Para terminar a execução do cilindro
e poder depois planificá-lo era preciso fazer um corte longitudinal segundo uma
geratriz, o que se conseguia fazendo passar várias vezes um ferro comprido e em
brasa sobre essa geratriz previamente traçada no cilindro e colocando depois um
pingo de água num qualquer ponto dessa geratriz, fazendo assim o cilindro
rachar-se longitudinalmente.
Depois de rachado o cilindro entrava
na zona de aquecimento da estenderia onde, depois de aquecido e colocado sobre
uma mesa de pedra completamente lisa, o ajudante, usando uma régua de madeira,
lhe afastava os bordos da rachadura de modo a que, por acção do calor, o
cilindro se abrisse sobre a mesa.
Mas era ainda preciso planificar o
cilindro. Usava-se então o polidor, ferramenta que não era mais do que uma
comprida barra de ferro com um maço de madeira com uma face plana e polida na
ponta, que o oficial usava para, em passagens sucessivas, ir alisando e
planificando completamente toda a chapa.
Finalmente a chapa era cortada nas
medidas exigidas pelos compradores, operação que o oficial cortador executava
com uma régua e o aparelho de corte munido de um pequeno diamante.
O processo de fabrico dos enormes
cilindros exigia ao oficial vidraceiro e seus ajudantes (futuros oficiais)

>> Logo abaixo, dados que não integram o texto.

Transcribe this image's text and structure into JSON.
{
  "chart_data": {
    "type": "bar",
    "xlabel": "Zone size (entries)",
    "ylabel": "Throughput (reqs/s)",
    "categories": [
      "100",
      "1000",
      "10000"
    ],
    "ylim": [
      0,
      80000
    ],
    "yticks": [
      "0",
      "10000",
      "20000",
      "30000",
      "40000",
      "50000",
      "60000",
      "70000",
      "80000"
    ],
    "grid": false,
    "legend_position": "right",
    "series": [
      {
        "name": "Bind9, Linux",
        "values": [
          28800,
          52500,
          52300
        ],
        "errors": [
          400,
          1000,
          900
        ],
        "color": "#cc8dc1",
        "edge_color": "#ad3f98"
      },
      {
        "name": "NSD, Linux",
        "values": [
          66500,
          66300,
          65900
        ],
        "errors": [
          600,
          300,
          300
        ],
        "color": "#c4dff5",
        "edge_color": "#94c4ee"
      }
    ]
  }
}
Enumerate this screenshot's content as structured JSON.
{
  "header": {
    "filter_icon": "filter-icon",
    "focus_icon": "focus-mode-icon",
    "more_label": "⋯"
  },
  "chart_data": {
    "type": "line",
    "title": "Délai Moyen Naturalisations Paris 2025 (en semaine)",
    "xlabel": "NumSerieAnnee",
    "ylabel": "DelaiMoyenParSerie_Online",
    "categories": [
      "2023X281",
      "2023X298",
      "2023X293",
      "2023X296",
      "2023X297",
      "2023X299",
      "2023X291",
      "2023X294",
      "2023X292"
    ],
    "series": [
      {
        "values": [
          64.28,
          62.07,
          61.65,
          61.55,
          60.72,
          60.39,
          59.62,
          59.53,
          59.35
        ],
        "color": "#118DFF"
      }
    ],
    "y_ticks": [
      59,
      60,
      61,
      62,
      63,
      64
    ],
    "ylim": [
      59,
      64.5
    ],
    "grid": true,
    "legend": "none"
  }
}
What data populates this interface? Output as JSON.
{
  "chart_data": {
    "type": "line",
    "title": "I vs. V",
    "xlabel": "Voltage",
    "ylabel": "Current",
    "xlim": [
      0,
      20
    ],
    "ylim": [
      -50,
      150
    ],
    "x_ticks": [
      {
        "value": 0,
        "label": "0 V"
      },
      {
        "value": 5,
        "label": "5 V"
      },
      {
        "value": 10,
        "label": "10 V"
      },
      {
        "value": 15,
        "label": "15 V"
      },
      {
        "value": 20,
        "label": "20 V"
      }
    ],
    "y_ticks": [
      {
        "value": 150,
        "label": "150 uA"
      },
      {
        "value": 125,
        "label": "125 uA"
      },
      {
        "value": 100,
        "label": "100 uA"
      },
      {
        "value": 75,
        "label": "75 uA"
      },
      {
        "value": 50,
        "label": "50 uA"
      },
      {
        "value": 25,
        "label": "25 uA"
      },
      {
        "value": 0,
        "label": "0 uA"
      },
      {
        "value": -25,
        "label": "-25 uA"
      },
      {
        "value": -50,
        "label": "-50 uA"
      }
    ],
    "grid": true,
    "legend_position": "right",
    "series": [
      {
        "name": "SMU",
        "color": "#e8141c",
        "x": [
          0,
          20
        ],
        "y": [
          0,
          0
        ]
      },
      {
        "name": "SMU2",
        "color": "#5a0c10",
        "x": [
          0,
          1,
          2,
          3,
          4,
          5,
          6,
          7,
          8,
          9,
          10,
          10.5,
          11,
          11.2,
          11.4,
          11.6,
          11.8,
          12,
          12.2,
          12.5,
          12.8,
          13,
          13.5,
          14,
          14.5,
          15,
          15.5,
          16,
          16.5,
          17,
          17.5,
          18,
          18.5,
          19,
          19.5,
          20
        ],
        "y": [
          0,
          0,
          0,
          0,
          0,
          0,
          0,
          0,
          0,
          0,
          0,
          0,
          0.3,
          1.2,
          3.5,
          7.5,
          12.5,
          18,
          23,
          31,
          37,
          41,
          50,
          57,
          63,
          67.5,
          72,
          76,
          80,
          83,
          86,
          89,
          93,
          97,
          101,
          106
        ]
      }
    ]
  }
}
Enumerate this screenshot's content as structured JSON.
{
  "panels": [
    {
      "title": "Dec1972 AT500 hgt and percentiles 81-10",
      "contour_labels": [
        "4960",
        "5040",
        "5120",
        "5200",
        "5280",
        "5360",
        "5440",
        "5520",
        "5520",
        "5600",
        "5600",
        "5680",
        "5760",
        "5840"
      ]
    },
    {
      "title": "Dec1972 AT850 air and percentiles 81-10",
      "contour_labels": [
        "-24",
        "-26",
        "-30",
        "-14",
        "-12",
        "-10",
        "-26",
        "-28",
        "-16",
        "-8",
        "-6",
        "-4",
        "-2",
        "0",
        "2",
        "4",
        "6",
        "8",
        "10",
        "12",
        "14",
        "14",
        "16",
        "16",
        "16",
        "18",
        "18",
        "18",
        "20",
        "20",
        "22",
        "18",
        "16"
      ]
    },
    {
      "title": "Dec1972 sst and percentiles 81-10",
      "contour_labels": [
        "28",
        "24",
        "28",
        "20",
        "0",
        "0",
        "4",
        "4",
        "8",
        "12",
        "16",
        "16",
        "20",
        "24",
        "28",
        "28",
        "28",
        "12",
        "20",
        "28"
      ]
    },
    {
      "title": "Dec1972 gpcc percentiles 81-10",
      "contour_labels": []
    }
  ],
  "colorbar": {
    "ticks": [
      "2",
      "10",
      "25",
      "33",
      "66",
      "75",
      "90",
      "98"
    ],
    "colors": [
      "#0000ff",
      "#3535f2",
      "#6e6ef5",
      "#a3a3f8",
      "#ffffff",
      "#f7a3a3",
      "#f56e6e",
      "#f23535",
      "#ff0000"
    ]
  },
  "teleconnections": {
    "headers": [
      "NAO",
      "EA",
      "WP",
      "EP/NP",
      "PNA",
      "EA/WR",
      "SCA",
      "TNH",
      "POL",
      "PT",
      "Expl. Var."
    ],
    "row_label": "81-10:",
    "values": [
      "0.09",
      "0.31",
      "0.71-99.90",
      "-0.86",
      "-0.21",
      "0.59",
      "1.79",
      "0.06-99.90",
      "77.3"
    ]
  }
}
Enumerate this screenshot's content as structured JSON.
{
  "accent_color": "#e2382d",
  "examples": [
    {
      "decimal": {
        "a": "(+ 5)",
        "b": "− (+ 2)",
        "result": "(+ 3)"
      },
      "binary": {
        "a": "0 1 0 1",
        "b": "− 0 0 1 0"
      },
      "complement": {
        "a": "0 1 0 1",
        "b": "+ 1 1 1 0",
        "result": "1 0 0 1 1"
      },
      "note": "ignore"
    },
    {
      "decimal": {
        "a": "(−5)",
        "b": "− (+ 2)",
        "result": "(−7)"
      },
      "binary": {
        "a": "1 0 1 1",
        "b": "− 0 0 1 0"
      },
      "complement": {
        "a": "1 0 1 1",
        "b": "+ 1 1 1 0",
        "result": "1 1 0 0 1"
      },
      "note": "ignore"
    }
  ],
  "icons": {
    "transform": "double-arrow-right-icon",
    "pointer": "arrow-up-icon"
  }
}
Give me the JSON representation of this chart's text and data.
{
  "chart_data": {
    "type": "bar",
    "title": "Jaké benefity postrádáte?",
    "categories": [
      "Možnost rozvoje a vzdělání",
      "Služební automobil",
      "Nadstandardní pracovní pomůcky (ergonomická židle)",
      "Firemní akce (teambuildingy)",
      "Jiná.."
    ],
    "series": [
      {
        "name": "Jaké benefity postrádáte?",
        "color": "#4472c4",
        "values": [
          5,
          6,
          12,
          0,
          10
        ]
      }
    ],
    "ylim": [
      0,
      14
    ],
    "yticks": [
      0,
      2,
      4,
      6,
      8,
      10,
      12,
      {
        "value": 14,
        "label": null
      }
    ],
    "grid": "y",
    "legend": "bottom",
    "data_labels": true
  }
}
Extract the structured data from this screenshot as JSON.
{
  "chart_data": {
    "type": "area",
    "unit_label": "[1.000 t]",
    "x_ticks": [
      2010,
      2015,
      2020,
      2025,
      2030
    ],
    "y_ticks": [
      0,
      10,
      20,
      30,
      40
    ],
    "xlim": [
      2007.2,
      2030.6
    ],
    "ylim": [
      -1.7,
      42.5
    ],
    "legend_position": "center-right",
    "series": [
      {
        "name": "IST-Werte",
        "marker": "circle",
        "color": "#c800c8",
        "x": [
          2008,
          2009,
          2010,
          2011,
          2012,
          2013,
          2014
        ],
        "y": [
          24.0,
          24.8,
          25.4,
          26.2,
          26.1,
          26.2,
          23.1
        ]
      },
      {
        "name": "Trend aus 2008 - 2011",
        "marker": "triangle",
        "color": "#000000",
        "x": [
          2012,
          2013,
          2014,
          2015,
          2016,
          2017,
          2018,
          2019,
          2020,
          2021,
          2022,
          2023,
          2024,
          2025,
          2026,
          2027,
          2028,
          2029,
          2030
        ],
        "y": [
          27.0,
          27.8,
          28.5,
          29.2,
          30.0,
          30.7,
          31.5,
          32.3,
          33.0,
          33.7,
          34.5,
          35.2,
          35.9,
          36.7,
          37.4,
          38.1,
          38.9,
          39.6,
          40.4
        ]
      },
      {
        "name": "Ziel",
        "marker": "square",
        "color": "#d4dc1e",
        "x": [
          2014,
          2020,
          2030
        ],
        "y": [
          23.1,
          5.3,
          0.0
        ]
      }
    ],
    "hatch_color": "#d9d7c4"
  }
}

grande constituição física, pois era um trabalho árduo, pesado e difícil, onde
à sopragem por força pulmonar se juntava o enorme peso da massa vítrea que era
preciso manipular na ponta da cana.
Nota: Fotografias do livro “Cidade da Marinha Grande – Subsídios
para a sua história”, de João Rosa Azambuja
Muito interessante!
ResponderEliminarEste é um assunto que ontem surgiu em conversa com um amigo que tem muito interesse em aprofundar a história da nossa cidade e as suas tradições.
Beijinho JM
Obrigado pelo “feedback” positivo e pelo comentário, Adélia.